Read the other posts because Randy Holmes-Farley points out higher does not mean better.
I know with my probe without it being calibrated at 350 the water looks clear, corals are doing good. I'm sure I could get the number higher but I can't see the water looking much clearer and I'm sure my corals would be stressed.
 
I think of orp as an indication of something bad or good. Goes up its good usually. Goes down its bad usually. Orp represents change of events. Weather good or bad is hard to say though. Its just reading changes of chemical reactions imo.
 
thank you for closure on the 35% peroxide thread that was a good run there
 
I thought I'd chime in. I am an Ozone user. I would not have started measuring ORP except for starting ozone. I would not even look at ORP for 1-2 weeks and then start watching it. It is important to know what the ORP is in your unique system. I have had a couple times where my ORP alarm has notified me of an important problem.

Once ORP dropped below 20 and I found that my bio pellet reactor was clogged. After unclogging and cleaning the reactor the ORP returned to normal. Another time my copper band decided to start eating a football sized clam. The clam died even though the copper band didn't eat it at all and ORP dropped. After removing the dead clam and doing a water change ORP returned to normal.

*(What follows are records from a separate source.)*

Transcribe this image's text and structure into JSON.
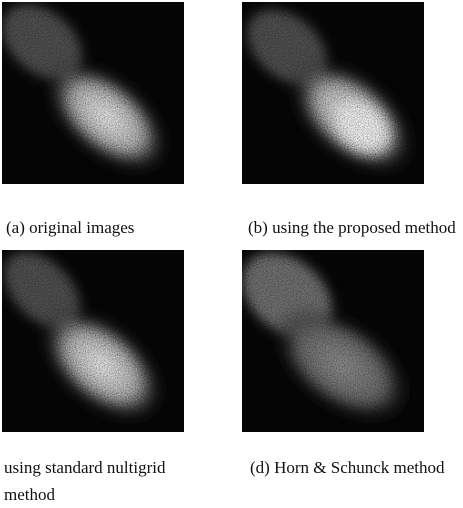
{
  "panels": [
    {
      "caption": "(a) original images"
    },
    {
      "caption": "(b) using the proposed method"
    },
    {
      "caption": "using standard nultigrid method"
    },
    {
      "caption": "(d) Horn & Schunck method"
    }
  ]
}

Another time I had a 1 foot clown tang swim into an urchin and die. Orp dropped, Apex alerted me and I removed the fish stopping the pollution.

The inaccurate oversimplification of ORP is that it is the balance of oxidizers to reducers in the water. On average oxidizers clean things, think Ozone, Hydrogen Peroxide, or OxyClean. Reducers are generally dirty primarily various organic compounds. If ORP suddenly drops it can be a sign something is dead or dying. If ORP suddenly spikes it can be a sign that some oxidizer is being overdosed.

Any chemist will tell you this is a complete oversimplification and it is, but it is useful and monitoring ORP can alert you to problems.
 
I thought I'd chime in. I am an Ozone user. I would not have started measuring ORP except for starting ozone. I would not even look at ORP for 1-2 weeks and then start watching it. It is important to know what the ORP is in your unique system. I have had a couple times where my ORP alarm has notified me of an important problem.

Once ORP dropped below 20 and I found that my bio pellet reactor was clogged. After unclogging and cleaning the reactor the ORP returned to normal. Another time my copper band decided to start eating a football sized clam. The clam died even though the copper band didn't eat it at all and ORP dropped. After removing the dead clam and doing a water change ORP returned to normal. Another time I had a 1 foot clown tang swim into an urchin and die. Orp dropped, Apex alerted me and I removed the fish stopping the pollution.

The inaccurate oversimplification of ORP is that it is the balance of oxidizers to reducers in the water. On average oxidizers clean things, think Ozone, Hydrogen Peroxide, or OxyClean. Reducers are generally dirty primarily various organic compounds. If ORP suddenly drops it can be a sign something is dead or dying. If ORP suddenly spikes it can be a sign that some oxidizer is being overdosed.

Any chemist will tell you this is a complete oversimplification and it is, but it is useful and monitoring ORP can alert you to problems.
What ozonizer are you using? Im 3 ozonizers in and each one keeps breaking....
 
Right now I have a Clearwater Tech but it is about 8 years old and the output is declining. I want to upgrade to an Ultralife.